Dr. Babette Döbrich (Photo: private)

Dr. Babette Döbrich (Photo: private)

Search for Dark Matter: Babette Döbrich leads new research team at MPP

The Max Planck Institute for Physics (MPP) welcomes Babette Döbrich, who has begun research at the institute on November 1. She prevailed in the challenging application process of the Lise-Meitner Excellence Program and will immediately head an experimental research group at MPP that focuses on the search for light dark matter candidates. The scientist is involved in the NA62 research project (CERN) and in the planning of a new axion experiment at DESY.

What is dark matter made of? This mystery has not yet been solved, although numerous experiments are searching for dark matter particles. Babette Döbrich is working on ultralight candidates for this invisible form of matter, which are postulated in various theoretical models.

In focus: the axion

With her research group at MPP, the scientist is working on the setup of a new experiment currently being established at DESY. BabyIAXO is specifically looking for axions, which are created in the sun and should be permanently raining down on us. The project is also a precursor and test for an even larger axion experiment called IAXO. The project forms an interesting complement to MADMAX, an MPP-initiated axion experiment that is also coming to DESY.

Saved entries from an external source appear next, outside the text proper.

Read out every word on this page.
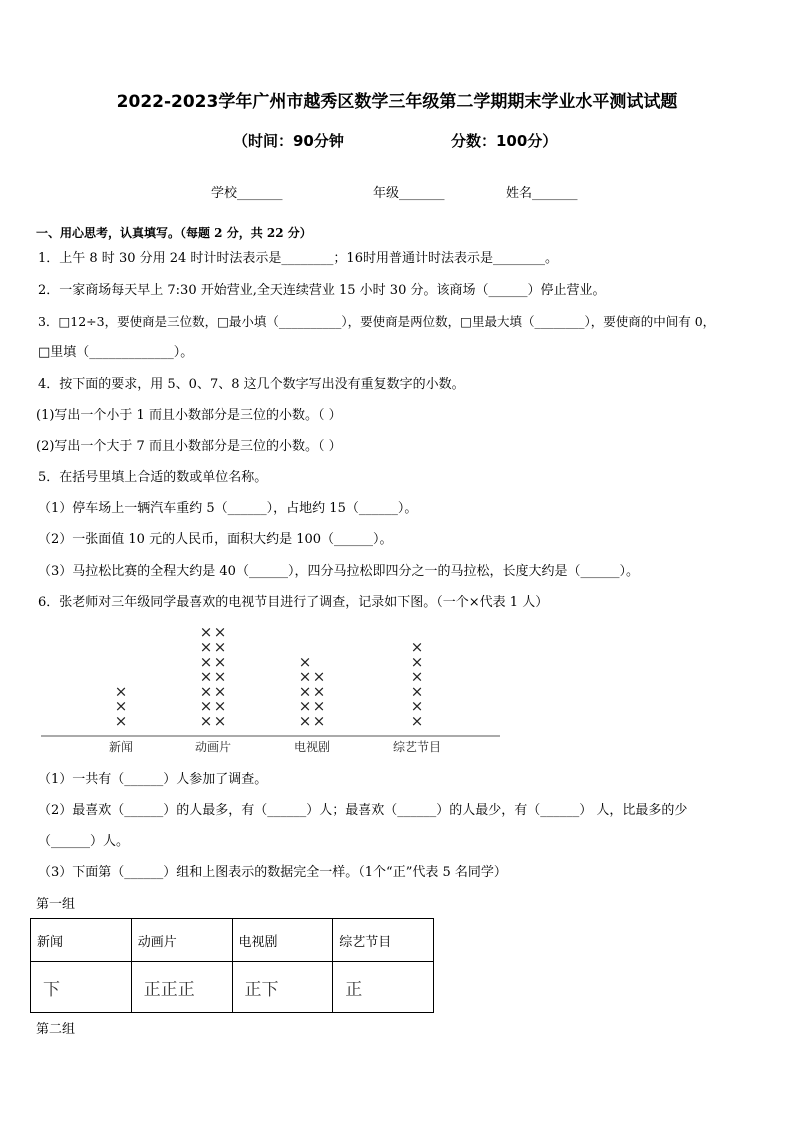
2022-2023学年广州市越秀区数学三年级第二学期期末学业水平测试试题
（时间：90分钟	分数：100分）
学校_______	年级_______	姓名_______
一、用心思考，认真填写。（每题 2 分，共 22 分）
1．上午 8 时 30 分用 24 时计时法表示是________；16时用普通计时法表示是________。
2．一家商场每天早上 7:30 开始营业,全天连续营业 15 小时 30 分。该商场（______）停止营业。
3．□12÷3，要使商是三位数，□最小填（__________），要使商是两位数，□里最大填（________），要使商的中间有 0，
□里填（_____________）。
4．按下面的要求，用 5、0、7、8 这几个数字写出没有重复数字的小数。
(1)写出一个小于 1 而且小数部分是三位的小数。（ ）
(2)写出一个大于 7 而且小数部分是三位的小数。（ ）
5．在括号里填上合适的数或单位名称。
（1）停车场上一辆汽车重约 5（______），占地约 15（______）。
（2）一张面值 10 元的人民币，面积大约是 100（______）。
（3）马拉松比赛的全程大约是 40（______），四分马拉松即四分之一的马拉松，长度大约是（______）。
6．张老师对三年级同学最喜欢的电视节目进行了调查，记录如下图。（一个×代表 1 人）
×
×
×
新闻
× ×
× ×
× ×
× ×
× ×
× ×
× ×
动画片
× ×
× ×
× ×
× ×
×
电视剧
×
×
×
×
×
×
综艺节目
（1）一共有（______）人参加了调查。
（2）最喜欢（______）的人最多，有（______）人；最喜欢（______）的人最少，有（______） 人，比最多的少
（______）人。
（3）下面第（______）组和上图表示的数据完全一样。（1个“正”代表 5 名同学）
第一组
新闻	动画片	电视剧	综艺节目
下	正正正	正下	正
第二组
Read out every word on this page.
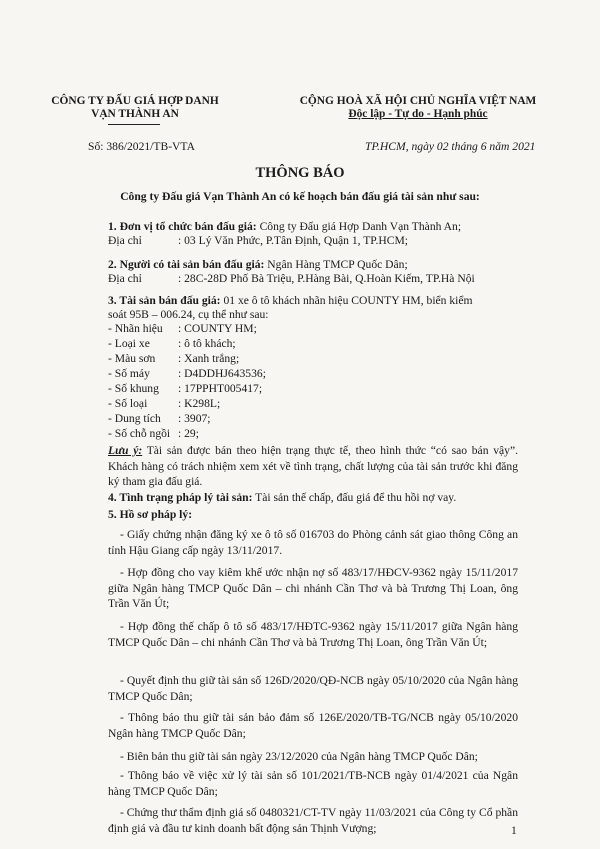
CÔNG TY ĐẤU GIÁ HỢP DANH
VẠN THÀNH AN
CỘNG HOÀ XÃ HỘI CHỦ NGHĨA VIỆT NAM
Độc lập - Tự do - Hạnh phúc
Số: 386/2021/TB-VTA	TP.HCM, ngày 02 tháng 6 năm 2021
THÔNG BÁO
Công ty Đấu giá Vạn Thành An có kế hoạch bán đấu giá tài sản như sau:
1. Đơn vị tổ chức bán đấu giá: Công ty Đấu giá Hợp Danh Vạn Thành An;
Địa chỉ	: 03 Lý Văn Phức, P.Tân Định, Quận 1, TP.HCM;
2. Người có tài sản bán đấu giá: Ngân Hàng TMCP Quốc Dân;
Địa chỉ	: 28C-28D Phố Bà Triệu, P.Hàng Bài, Q.Hoàn Kiếm, TP.Hà Nội
3. Tài sản bán đấu giá: 01 xe ô tô khách nhãn hiệu COUNTY HM, biển kiểm
soát 95B – 006.24, cụ thể như sau:
- Nhãn hiệu : COUNTY HM;
- Loại xe : ô tô khách;
- Màu sơn : Xanh trắng;
- Số máy : D4DDHJ643536;
- Số khung : 17PPHT005417;
- Số loại	: K298L;
- Dung tích : 3907;
- Số chỗ ngồi : 29;
Lưu ý: Tài sản được bán theo hiện trạng thực tế, theo hình thức “có sao bán vậy”. Khách hàng có trách nhiệm xem xét về tình trạng, chất lượng của tài sản trước khi đăng ký tham gia đấu giá.
4. Tình trạng pháp lý tài sản: Tài sản thế chấp, đấu giá để thu hồi nợ vay.
5. Hồ sơ pháp lý:
- Giấy chứng nhận đăng ký xe ô tô số 016703 do Phòng cảnh sát giao thông Công an tỉnh Hậu Giang cấp ngày 13/11/2017.
- Hợp đồng cho vay kiêm khế ước nhận nợ số 483/17/HĐCV-9362 ngày 15/11/2017 giữa Ngân hàng TMCP Quốc Dân – chi nhánh Cần Thơ và bà Trương Thị Loan, ông Trần Văn Út;
- Hợp đồng thế chấp ô tô số 483/17/HĐTC-9362 ngày 15/11/2017 giữa Ngân hàng TMCP Quốc Dân – chi nhánh Cần Thơ và bà Trương Thị Loan, ông Trần Văn Út;
- Quyết định thu giữ tài sản số 126D/2020/QĐ-NCB ngày 05/10/2020 của Ngân hàng TMCP Quốc Dân;
- Thông báo thu giữ tài sản bảo đảm số 126E/2020/TB-TG/NCB ngày 05/10/2020 Ngân hàng TMCP Quốc Dân;
- Biên bản thu giữ tài sản ngày 23/12/2020 của Ngân hàng TMCP Quốc Dân;
- Thông báo về việc xử lý tài sản số 101/2021/TB-NCB ngày 01/4/2021 của Ngân hàng TMCP Quốc Dân;
- Chứng thư thẩm định giá số 0480321/CT-TV ngày 11/03/2021 của Công ty Cổ phần định giá và đầu tư kinh doanh bất động sản Thịnh Vượng;	1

In addition, Babette Döbrich is researching very rare decays of K mesons - pairs of a quark and an antiquark. This could produce axion-like particles and dark photons (light particles) that also qualify as dark matter candidates. For this purpose, the NA62 experiment also analyzes data from the so-called beam-dumps of the SPS accelerator ring at CERN.

The Lise-Meitner program: scientific development, professional security

Babette Döbrich studied physics in Heidelberg. For her doctorate, the researcher moved to the Institute for Theoretical Physics in Jena. She then spent several years as a researcher at the NA 62 experiment at CERN and at the ALPS II experiment at DESY.

Babette Döbrich obtained her position as group leader at the MPP through the Max Planck Society's Lise Meitner Excellence Program, which offers young female scientists long-term career prospects. It is named after the congenial research partner of chemist Otto Hahn. Since the start of this measure in 2018, 700 female scientists have applied. Babette Döbrich is one of 30 candidates who received a call to a Max Planck Institute.

"I am very excited to further develop my projects in a new environment," says Babette Döbrich. "With its move to the Garching campus in 2023, the MPP is settling in a hot-spot of modern physics with tremendous diversity and breadth - an extremely vibrant and inspiring research environment.